DAI is a stablecoin pegged to the US dollar issued by the decentralized protocol Maker. According to data from DAI Stats, the total circulating supply of DAI in the market is approximately 148 million. However, the total locked assets of DAI displayed on the Compound website are as high as 401 million DAI, which is 2.7 times the total circulating supply. What is the reason behind this?

Leveraging Mining

Is there a problem with the Maker protocol? Or are there counterfeit DAIs in the market? In fact, the situation is closely related to Compound's liquidity mining. According to previous reports, participating in Compound's liquidity mining by just providing loans does not yield high returns. Therefore, many people maximize their mining profits by simultaneously participating in both "lending" and "borrowing." The operation is as follows:

  1. Transfer 100 USDC to Instadapp and deposit it into Compound
  2. Use the 100 USDC in Compound as collateral to borrow up to 75 USDT (based on the collateral ratio)
  3. Exchange the borrowed 73 USDT for 73 USDC. (Slightly below 75 USDT in this example to avoid liquidation risk)
  4. Transfer the 73 USDC back to Instadapp and repeat the above steps.
  5. By cycling through multiple collateralizations and borrowings, one can maximize the use of funds and maximize the COMP shares through accumulating borrowings.

From the above example, after one round of such operations, our total locked assets in the Compound protocol will increase from the original 100 USDC to 173 USDC, achieving a leverage effect. This is why the total locked assets of DAI in the Compound protocol exceed the market circulation.
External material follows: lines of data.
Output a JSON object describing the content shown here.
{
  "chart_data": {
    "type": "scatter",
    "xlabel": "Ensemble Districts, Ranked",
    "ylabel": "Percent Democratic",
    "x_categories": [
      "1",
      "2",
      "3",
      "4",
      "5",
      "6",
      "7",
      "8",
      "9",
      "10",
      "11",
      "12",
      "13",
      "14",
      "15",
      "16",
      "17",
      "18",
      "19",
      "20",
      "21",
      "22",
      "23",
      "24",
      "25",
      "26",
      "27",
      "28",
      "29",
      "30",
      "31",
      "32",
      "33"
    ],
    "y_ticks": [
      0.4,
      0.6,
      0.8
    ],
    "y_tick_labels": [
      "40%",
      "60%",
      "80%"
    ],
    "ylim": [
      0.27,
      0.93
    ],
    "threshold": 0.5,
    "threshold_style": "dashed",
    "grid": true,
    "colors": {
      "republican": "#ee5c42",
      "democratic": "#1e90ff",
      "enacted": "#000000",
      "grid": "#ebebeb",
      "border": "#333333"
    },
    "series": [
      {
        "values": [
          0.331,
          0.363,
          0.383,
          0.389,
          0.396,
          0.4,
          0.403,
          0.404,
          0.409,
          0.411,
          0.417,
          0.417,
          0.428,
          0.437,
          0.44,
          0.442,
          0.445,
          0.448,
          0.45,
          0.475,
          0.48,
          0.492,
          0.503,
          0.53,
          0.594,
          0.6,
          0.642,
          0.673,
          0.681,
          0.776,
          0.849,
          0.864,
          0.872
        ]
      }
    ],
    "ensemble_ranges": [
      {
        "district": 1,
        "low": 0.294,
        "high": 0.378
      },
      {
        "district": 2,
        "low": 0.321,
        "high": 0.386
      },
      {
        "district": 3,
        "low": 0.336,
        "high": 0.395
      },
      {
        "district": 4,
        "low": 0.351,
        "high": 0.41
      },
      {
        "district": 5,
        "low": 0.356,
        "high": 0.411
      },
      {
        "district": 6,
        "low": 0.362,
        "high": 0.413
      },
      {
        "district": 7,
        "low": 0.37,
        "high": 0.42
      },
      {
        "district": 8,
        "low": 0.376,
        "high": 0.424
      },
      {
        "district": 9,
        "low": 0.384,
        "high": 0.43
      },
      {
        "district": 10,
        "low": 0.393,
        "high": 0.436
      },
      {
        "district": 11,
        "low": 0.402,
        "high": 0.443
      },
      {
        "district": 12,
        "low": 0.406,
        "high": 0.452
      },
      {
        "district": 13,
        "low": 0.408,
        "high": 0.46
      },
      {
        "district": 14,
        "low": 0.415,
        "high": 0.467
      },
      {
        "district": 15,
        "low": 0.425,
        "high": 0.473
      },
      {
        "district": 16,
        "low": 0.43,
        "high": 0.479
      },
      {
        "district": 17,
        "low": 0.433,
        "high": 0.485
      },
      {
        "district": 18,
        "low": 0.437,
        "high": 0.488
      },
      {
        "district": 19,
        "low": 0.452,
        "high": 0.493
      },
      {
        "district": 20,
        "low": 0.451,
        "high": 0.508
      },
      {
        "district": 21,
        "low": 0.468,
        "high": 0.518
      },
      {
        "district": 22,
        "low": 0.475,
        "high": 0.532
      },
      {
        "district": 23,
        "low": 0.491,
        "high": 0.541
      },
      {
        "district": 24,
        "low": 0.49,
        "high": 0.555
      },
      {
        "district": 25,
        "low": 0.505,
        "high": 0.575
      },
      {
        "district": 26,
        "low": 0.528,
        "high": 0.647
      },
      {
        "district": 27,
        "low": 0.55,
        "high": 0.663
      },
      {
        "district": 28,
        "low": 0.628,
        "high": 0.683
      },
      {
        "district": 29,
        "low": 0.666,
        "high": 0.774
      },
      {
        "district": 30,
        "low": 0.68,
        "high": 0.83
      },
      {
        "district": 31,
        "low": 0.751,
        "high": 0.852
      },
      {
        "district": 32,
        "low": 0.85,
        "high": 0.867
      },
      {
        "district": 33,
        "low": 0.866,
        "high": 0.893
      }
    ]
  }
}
Ken Deeter of Electric Capital pointed out in a media interview:

"Please note that this is actually how banks handle dollars. Suppose I deposit 100 dollars in a bank, and then the bank gives 90 dollars to A, A pays this 90 dollars to B, and then B deposits it back in the bank. In this way, even though there are only 100 dollars in reality, the bank's account will show 190 dollars."

Adjustment of Distribution Mechanism is the Main Reason

Why did liquidity mining take so long and DAI suddenly showed significant growth on Compound recently? The reason may be related to the latest governance proposal of Compound. According to previous reports, Compound governance proposal 011 has been officially passed. The new proposal not only restricts users from obtaining COMP through "flash loans," but also adjusts the distribution mechanism of COMP. The original distribution mechanism allocated COMP based on the interest rates in the borrowing market. In other words, the higher the interest rate in the borrowing market, the higher the COMP allocation.

Source: Compound

After the update, COMP will be distributed based on the "asset scale" of the borrowing market to avoid extreme interest rates in a single market. For example, the borrowing annual interest rate of the Brave (BAT) token in the previous Compound market once reached as high as 33%. This proposal will take effect this Friday.

After the proposal is passed, there has been a significant rotation in the interest rates and fund sizes in the Compound borrowing market. The borrowing and lending rates for DAI are around 4%, and DAI has the largest locked asset size in Compound currently. In other words, the DAI borrowing market can allocate the most COMP, attracting a large number of participants in liquidity mining to choose DAI as the target for operating Compound liquidity mining.

Source: Compound

However, the MakerDAO community is concerned about this "alternative demand." Cyrus Younessi of the MakerDAO Risk Team wrote:

"We have the opportunity (and it's quite likely) to see unprecedented demand for DAI. However, most of the circulating DAI may be locked in the COMP protocol, weakening the sell-side depth of the trading market."